# Markov Chains
## Introduction
https://en.wikipedia.org/wiki/Markov_chain  
From Wikipedia: A Markov chain is a stochastic model describing a sequence of possible events in which the probability of each event depends only on the state attained in the previous event.  

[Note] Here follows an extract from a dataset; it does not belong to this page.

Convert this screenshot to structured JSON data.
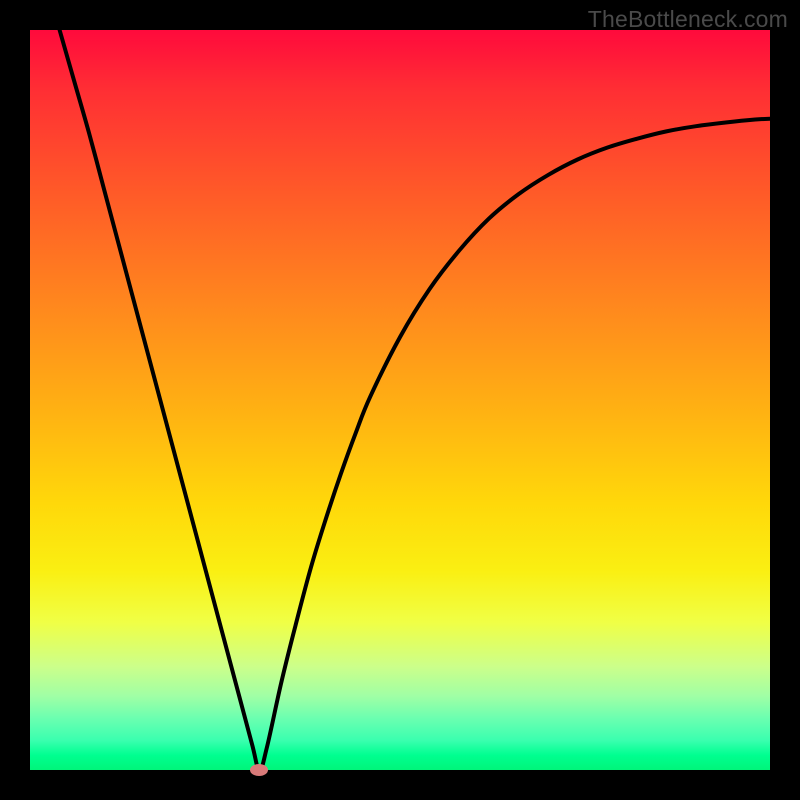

Mathematically a Markov chain can be described as follows:  
Given a set of discrete states $s_i \in S$ and events defined as discrete times with an assigned state $X_t=(t,s_i)$, $t \in \mathbb{Z}$  
A Markov chain defines a model for a sequence of events as a probability distribution based on a previous event's state:  
$$ \Pr \left (X_{n+1}=(n+1,s_i) \mid X_{n}=(n,s_j) \right ) = p_{i,j} $$  
Such that
$$ \sum_{j} p_{i,j} = 1 $$  
Note that $p_{i,j}$ defines a stochastic state transition matrix  
https://en.wikipedia.org/wiki/Stochastic_matrix


## Basic Example

In [None]:
# Imports
# Data reading and wrangling
import pandas as pd
import numpy as np
import re

# The text Markov parser and generator
import markovify

# Graph library
import networkx as nx
from networkx.drawing.nx_agraph import to_agraph

# Drawing and rendering
import matplotlib.pyplot as plt
np.set_printoptions(precision=3)

# Image display
from IPython.display import Image

In [None]:
# Define a simple Markov chain
edge_list = [
    ('A', 'B', {'weight':0.2}),
    ('A', 'C', {'weight':0.4}),
    ('A', 'D', {'weight':0.4}),
    ('B', 'A', {'weight':0.5}),
    ('B', 'C', {'weight':0.5}),
    ('C', 'B', {'weight':0.5}),
    ('C', 'C', {'weight':0.5}),
    ('D', 'C', {'weight':1.0})
]
G_example = nx.MultiDiGraph(edge_list)

In [None]:
G_example_PGV = to_agraph(G_example)
G_example_PGV.node_attr['shape'] = 'circle'
G_example_PGV.graph_attr['splines'] = 'true'
G_example_PGV.graph_attr['esep'] = '2'
for e1,e2,edge_data in G_example.edges(data=True):
    G_example_PGV.get_edge(e1, e2).attr['label'] = edge_data['weight']
    
G_example_PGV.layout('circo')
Image(G_example_PGV.draw(format='png'))

In [None]:
print(list(G_example.nodes()))
nx.to_numpy_matrix(G_example)

## Autocomplete and Text Generation
Using Markov chains we can essencially create a probablity distribution over possible sentences created by chaining words that come after one-another, and then sample from this distribution to generate text!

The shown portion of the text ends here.